Kittens are the cutest things ever, and people love to cuddle, watch, and play with them. Kittens can give your hours of adorable interaction and are the first chosen at a shelter. However, if you’re considering adopting a cat, please consider adopting an old cat. Despite popular belief, older cats for adoption are not necessarily all trouble makers. In some cases, an older cat was never adopted out as a kitten because he was always passed over by a cuter kitten, or he sadly lost his family.
Cats rarely give people a hard time since they are so independent minded. Show a cat where the litter box is, and he’s usually set. A cat will be infinitely happy to get out of a shelter and into a loving home in most cases. Of course, adopting an older cat is not a matter of walking into a shelter and pointing a cat out. You need to gauge your compatibility and learn as much of the cat’s history as possible, but remember, shelters are scary places and a cat may also appear more neurotic under caged conditions than he will in your home.
Last October, I adopted a pair of sisters who were litter mates. They were the last of their litter to find homes, and it took them much longer than expected. Part of their problem was they were a bonded pair, and the rescue refused to separate them. My sweet girls spent time in the shelter home waiting, in foster homes waiting, and even in PetSmart waiting for a forever home, but no home came for them.
Desirous of having a cat back in my life I saw one of my friends had posted a Facebook photo of the two sisters begging for a good home.

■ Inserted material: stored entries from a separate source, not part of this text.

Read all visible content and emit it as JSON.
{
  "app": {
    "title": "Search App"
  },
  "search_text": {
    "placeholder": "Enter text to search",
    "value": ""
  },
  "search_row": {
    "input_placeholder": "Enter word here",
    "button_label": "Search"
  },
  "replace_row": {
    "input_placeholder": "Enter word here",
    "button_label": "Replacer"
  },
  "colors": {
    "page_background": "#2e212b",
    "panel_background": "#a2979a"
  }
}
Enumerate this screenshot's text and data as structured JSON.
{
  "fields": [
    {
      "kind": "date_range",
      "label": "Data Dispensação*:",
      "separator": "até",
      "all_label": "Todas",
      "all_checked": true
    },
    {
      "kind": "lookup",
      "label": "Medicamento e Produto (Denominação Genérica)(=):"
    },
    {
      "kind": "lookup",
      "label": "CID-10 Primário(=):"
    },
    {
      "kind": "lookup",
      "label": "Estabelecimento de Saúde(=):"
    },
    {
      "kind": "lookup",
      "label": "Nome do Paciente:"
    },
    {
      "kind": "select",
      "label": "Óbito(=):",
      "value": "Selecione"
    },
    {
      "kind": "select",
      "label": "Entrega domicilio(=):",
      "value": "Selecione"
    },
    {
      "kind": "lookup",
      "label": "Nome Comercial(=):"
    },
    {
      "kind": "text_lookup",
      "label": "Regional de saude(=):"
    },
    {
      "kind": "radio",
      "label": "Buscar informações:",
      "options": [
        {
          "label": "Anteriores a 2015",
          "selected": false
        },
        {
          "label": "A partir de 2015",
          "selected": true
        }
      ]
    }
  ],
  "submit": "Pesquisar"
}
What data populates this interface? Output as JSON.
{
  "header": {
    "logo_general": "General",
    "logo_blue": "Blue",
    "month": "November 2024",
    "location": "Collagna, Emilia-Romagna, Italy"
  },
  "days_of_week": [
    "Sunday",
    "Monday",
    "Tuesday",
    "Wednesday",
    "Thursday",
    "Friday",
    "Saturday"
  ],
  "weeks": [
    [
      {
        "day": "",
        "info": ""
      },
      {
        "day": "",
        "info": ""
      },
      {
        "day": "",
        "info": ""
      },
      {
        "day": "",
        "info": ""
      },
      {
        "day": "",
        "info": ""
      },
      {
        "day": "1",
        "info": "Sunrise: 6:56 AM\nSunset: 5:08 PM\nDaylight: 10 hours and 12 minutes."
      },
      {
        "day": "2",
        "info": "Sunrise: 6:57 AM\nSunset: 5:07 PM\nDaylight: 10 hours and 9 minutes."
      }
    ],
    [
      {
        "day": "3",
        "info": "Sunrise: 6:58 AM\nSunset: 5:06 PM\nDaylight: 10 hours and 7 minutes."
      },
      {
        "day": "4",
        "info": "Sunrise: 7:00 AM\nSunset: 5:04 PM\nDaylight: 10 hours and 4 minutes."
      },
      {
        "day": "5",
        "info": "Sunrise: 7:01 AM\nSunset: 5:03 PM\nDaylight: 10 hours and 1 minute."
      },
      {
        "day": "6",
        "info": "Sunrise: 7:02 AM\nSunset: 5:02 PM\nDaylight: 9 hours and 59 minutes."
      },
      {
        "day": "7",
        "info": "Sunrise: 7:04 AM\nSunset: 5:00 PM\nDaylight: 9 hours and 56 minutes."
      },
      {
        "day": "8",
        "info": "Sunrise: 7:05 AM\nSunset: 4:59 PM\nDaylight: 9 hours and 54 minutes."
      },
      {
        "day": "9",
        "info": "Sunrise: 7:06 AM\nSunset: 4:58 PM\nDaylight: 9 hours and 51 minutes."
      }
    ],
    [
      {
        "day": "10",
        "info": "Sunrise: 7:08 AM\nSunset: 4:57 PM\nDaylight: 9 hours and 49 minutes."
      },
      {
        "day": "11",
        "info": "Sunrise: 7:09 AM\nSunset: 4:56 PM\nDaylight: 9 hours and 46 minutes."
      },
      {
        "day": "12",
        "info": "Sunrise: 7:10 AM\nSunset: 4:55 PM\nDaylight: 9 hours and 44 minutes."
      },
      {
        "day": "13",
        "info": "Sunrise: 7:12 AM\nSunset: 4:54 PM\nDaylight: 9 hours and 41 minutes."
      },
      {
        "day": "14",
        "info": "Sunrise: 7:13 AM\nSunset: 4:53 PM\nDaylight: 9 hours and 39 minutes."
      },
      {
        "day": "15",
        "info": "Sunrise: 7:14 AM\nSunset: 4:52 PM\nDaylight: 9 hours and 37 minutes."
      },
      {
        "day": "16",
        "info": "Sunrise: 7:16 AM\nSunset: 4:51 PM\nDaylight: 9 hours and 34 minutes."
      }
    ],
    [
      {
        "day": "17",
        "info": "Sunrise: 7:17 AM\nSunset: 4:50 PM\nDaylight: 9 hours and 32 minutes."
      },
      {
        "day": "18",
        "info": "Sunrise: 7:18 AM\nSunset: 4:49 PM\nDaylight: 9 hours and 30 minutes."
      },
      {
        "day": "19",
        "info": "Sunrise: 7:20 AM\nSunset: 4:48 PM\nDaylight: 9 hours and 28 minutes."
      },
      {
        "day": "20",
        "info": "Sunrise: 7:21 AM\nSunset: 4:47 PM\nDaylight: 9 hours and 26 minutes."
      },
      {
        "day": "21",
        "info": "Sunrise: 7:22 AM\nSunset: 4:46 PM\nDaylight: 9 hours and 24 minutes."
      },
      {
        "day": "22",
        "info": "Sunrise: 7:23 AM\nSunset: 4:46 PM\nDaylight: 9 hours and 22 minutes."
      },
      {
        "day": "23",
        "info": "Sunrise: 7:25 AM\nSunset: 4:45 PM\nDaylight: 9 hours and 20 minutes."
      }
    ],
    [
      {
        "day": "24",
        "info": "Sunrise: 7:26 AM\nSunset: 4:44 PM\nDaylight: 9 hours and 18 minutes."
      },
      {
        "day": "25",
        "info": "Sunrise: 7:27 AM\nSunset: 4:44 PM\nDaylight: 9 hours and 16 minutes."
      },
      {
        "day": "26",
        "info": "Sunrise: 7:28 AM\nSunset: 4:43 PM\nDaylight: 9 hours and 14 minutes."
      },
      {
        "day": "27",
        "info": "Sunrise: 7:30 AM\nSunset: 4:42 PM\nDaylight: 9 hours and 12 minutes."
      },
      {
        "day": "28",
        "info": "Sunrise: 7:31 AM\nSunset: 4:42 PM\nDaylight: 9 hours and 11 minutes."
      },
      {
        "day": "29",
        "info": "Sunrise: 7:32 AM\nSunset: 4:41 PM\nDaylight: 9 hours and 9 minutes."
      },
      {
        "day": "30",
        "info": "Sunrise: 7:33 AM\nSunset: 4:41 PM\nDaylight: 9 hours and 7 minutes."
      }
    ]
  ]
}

His wife volunteered for the rescue organization that was trying to find Juno and Lia a good home. I decided to give my friend a call and meet the girls. While in the foster home, I was assured of their sweet dispositions and strong sisterly bond, yet these two cats would have nothing to do with me. Despite the lack of interest, they showed me; I decided to adopt them.
The transformation was instant. A thirty-minute car ride home, they were in a new space. While they explored their new space, I set their litter boxes up and showed them the location. I was slightly apprehensive of the litter box training, but Juno and Lia had this training down. Within hours, my two girls bonded with me and are now inseparable. I, for one, feel my luck in adopting two older cats and suggest everyone consider it too when adopting a new cat.